Uptrenda · on Nov 11, 2022

Anyone know if there's a more accurate alternative to NTP that doesn't require specialized hardware?

zie · on Nov 11, 2022

If you need more accuracy than NTP by itself can give you, then you have specialized needs and you need to understand those needs very well, as no general solution is likely to work for you. that said, there is a protocol for it, PTP: https://en.wikipedia.org/wiki/Precision_Time_Protocol

mlyle · on Nov 11, 2022

PTP and NTP are about the same without hardware support.

With hardware support, and without any thought or tuning-- you probably get your machines synchronized 2 orders of magnitude closer. (From sub-millisecond to a few microseconds). And, of course, PTP can do much better than this.

zie · on Nov 12, 2022

I agree with everything you said. Most problem domains probably have no need for more than what NTP can deliver. Regardless, if NTP alone can't solve your time problems, then you need to really understand what your actual problem is, as there is no guarantee that PTP can solve it either.

mlyle · on Nov 12, 2022

> Regardless, if NTP alone can't solve your time problems, then you need to really understand what your actual problem is, as there is no guarantee that PTP can solve it either.

Yah... on the other hand, there's a whole lot of applications where precision is a nice-to-have but not a necessity--- e.g. better ordering events between multiple machines without vector clocks, etc, when we're troubleshooting.

Jamie9912 · on Nov 11, 2022

Can't ping time.aws.com. When I mtr it, it's over 60 milliseconds away, I think i'll stick to time.cloudflare.com which pings in 5 milliseconds

rswail · on Nov 11, 2022

How is ping latency a measure of time accuracy?

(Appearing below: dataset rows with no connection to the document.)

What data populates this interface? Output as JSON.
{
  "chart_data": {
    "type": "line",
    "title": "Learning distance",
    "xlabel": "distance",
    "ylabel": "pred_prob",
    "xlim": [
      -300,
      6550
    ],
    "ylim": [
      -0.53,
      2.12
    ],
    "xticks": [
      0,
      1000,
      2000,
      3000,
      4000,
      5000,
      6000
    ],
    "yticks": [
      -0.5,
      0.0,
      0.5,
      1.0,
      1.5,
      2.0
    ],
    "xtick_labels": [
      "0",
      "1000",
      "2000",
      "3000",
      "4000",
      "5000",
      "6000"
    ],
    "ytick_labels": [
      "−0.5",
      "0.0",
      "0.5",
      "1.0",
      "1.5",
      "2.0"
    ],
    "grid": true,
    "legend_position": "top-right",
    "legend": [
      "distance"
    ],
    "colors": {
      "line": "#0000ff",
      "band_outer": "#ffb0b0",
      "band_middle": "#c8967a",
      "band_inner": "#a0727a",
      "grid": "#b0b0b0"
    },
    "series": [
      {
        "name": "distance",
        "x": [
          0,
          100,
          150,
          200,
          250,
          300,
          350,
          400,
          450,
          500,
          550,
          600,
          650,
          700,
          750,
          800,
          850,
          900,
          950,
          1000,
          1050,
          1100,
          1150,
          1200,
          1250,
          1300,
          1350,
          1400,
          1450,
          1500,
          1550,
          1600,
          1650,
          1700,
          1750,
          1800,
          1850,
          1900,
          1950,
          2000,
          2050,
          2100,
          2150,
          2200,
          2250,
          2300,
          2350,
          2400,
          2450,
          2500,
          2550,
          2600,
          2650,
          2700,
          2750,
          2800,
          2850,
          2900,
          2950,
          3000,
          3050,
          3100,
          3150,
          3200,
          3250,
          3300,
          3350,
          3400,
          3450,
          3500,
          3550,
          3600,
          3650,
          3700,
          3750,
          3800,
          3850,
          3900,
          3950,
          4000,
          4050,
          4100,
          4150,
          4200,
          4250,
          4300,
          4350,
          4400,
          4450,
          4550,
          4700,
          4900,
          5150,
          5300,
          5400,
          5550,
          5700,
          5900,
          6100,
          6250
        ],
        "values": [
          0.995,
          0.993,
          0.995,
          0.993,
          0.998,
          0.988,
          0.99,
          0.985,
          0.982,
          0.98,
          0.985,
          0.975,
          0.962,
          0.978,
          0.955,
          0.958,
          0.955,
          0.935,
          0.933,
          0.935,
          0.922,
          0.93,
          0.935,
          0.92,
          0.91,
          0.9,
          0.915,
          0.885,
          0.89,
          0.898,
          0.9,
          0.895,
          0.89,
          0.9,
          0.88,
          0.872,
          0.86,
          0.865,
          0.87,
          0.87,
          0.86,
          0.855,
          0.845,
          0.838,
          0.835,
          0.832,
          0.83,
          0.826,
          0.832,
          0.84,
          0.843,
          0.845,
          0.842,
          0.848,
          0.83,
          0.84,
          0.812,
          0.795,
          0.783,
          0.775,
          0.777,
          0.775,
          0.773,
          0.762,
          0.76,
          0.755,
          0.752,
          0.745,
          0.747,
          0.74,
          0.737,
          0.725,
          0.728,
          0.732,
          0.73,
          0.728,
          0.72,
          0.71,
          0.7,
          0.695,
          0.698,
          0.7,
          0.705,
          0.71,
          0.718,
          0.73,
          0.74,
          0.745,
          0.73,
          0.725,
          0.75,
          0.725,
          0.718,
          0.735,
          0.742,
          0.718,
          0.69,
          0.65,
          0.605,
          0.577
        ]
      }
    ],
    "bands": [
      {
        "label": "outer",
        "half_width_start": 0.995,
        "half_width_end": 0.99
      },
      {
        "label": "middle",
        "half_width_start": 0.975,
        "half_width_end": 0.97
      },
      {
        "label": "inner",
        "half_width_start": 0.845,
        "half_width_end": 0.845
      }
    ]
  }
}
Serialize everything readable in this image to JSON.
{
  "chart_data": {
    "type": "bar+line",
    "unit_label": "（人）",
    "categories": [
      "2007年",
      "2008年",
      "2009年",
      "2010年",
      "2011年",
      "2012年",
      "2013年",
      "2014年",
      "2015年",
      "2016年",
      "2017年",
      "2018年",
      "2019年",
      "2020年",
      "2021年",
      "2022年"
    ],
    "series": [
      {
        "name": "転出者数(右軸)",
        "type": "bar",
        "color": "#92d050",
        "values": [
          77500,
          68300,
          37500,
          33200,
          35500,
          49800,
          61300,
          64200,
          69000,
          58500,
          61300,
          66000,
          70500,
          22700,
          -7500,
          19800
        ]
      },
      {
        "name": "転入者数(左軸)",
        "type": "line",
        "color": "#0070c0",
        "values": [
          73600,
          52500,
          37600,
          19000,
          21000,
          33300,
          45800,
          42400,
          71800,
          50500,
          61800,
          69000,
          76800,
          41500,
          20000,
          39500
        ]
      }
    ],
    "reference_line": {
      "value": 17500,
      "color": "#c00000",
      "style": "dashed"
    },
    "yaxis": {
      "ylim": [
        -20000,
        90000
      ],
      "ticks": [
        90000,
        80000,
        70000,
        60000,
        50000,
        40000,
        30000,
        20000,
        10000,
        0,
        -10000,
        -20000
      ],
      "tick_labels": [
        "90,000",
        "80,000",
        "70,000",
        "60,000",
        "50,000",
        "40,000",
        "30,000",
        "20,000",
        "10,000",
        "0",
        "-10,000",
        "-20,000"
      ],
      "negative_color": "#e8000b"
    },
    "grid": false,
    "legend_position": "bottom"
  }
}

sgtnoodle · on Nov 11, 2022

It's a bound on inaccuracy from assumptions made about communication delays? I believe a protocol like NTP assumes delays are symmetric, and uses half the round trip time. There's no guarantee that delays are symmetric or repeatable, though.

jwsteigerwalt · on Nov 11, 2022

This is really starting to hint of a James Bond/Superman plot. The billionaire villain gently takes control of the worlds timekeeping systems then covertly or overtly started making changes for their own benefit…